La question est de savoir s'il faut légaliser le cannabis, afin que son cours sur le marché tombe de lui-même. Les avis sont partagés. Pour Alain Labrousse de l'OGD, bien que la criminalité repose sur la drogue, une légalisation de cette culture abaissant les prix risquerait d'être un coup dur pour les marchés du tiers-monde.

Situation de la toxicomanie

En dehors de la consommation longtemps traditionnelle du cannabis, dans presque tous les pays d'Afrique on constate aujourd'hui une explosion de la consommation de drogue: "On n'a pas tenu compte des avertissements prévoyant l'arrivée de l'héroïne en Afrique", déplore un intervenant. Etant donné que le cannabis est cultivé sur place dans les villages, les jeunes commencent à s'y adonner très tôt, dès 7 ans. Au Bénin, explique le prof. René Gualbert Ahyi, psychiatre, les paysans droguent aussi les boeufs, pour augmenter le volume des travaux champêtres. Dans les centres urbains, les prostituées utilisent la drogue pour surmonter leur complexe ou même pour droguer les clients qu'elles dépouillent. Au Ghana, 15% de la population consomment le cannabis. On a aussi condamné la publicité pour l'alcool et le tabac, faite dans les pays africains, qui encourage la jeunesse vers la consommation des stupéfiants.

Au cannabis s'ajoutent maintenant des substances psychotropes (mandrax, valium, rohypnol) et des drogues dures (cocaïne, héroïne), qui gagnent les milieux défavorisés. Celles-ci étaient l'apanage des milieux aisés et des expatriés en raison de leur coût prohibitif; mais dans certains pays on constate aujourd'hui une véritable explosion de la consommation de cocaïne et de crack. A Dakar, par exemple, les "crackhouses" gagnent du terrain au point que l'on peut dire qu'il y a dans cette ville plus de consommateurs de crack qu'à Paris.

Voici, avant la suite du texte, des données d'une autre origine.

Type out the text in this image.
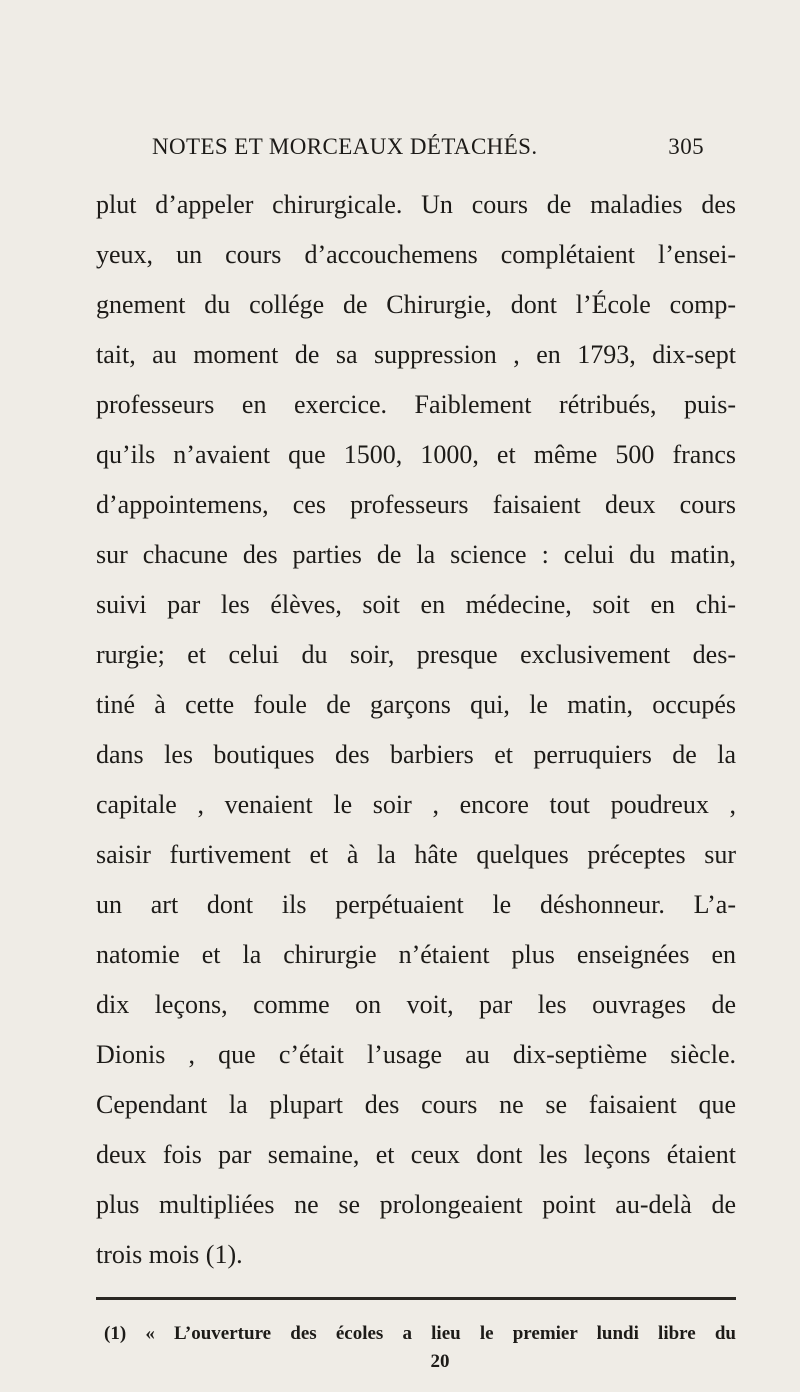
NOTES ET MORCEAUX DÉTACHÉS.	305
plut d’appeler chirurgicale. Un cours de maladies des
yeux, un cours d’accouchemens complétaient l’ensei-
gnement du collége de Chirurgie, dont l’École comp-
tait, au moment de sa suppression , en 1793, dix-sept
professeurs en exercice. Faiblement rétribués, puis-
qu’ils n’avaient que 1500, 1000, et même 500 francs
d’appointemens, ces professeurs faisaient deux cours
sur chacune des parties de la science : celui du matin,
suivi par les élèves, soit en médecine, soit en chi-
rurgie; et celui du soir, presque exclusivement des-
tiné à cette foule de garçons qui, le matin, occupés
dans les boutiques des barbiers et perruquiers de la
capitale , venaient le soir , encore tout poudreux ,
saisir furtivement et à la hâte quelques préceptes sur
un art dont ils perpétuaient le déshonneur. L’a-
natomie et la chirurgie n’étaient plus enseignées en
dix leçons, comme on voit, par les ouvrages de
Dionis , que c’était l’usage au dix-septième siècle.
Cependant la plupart des cours ne se faisaient que
deux fois par semaine, et ceux dont les leçons étaient
plus multipliées ne se prolongeaient point au-delà de
trois mois (1).
(1) « L’ouverture des écoles a lieu le premier lundi libre du
20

Des spécialistes africains estiment que seules les ONG sont à même de lutter contre la toxicomanie. Une réplique au PNUCID qui ne soutient que les projets des gouvernements africains, même quand les résultats sont négatifs. Beaucoup d'intervenants ont manifesté leurs inquiétudes quant à l'effort que l'on fait pour lutter contre la drogue avec l'aide des institutions internationales. Celles-ci se concentrent trop sur l'Afrique du Sud et le Nigeria. Or, tous les pays méritent la même attention. On a également douté de l'efficacité de la "Journée des drogues", organisée en juin de chaque année par les Nations unies.

L'Afrique est en train de vivre ce qu'on a observé en Amérique latine, dans les années 70. Aujourd'hui, les économies de nombreux pays de cette zone reposent sur la drogue. Les bailleurs de fonds attendent des Africains, ayant participé au colloque, des propositions concrètes qui leur permettront de bâtir des nouvelles stratégies de lutte contre ce fléau qui menace dangereusement l'Afrique. Avant qu'il ne soit trop tard. Mais jusqu'ici, ces institutions n'ont pas encore défini de politique de développement agricole alternatif, intégrant l'élément cannabis.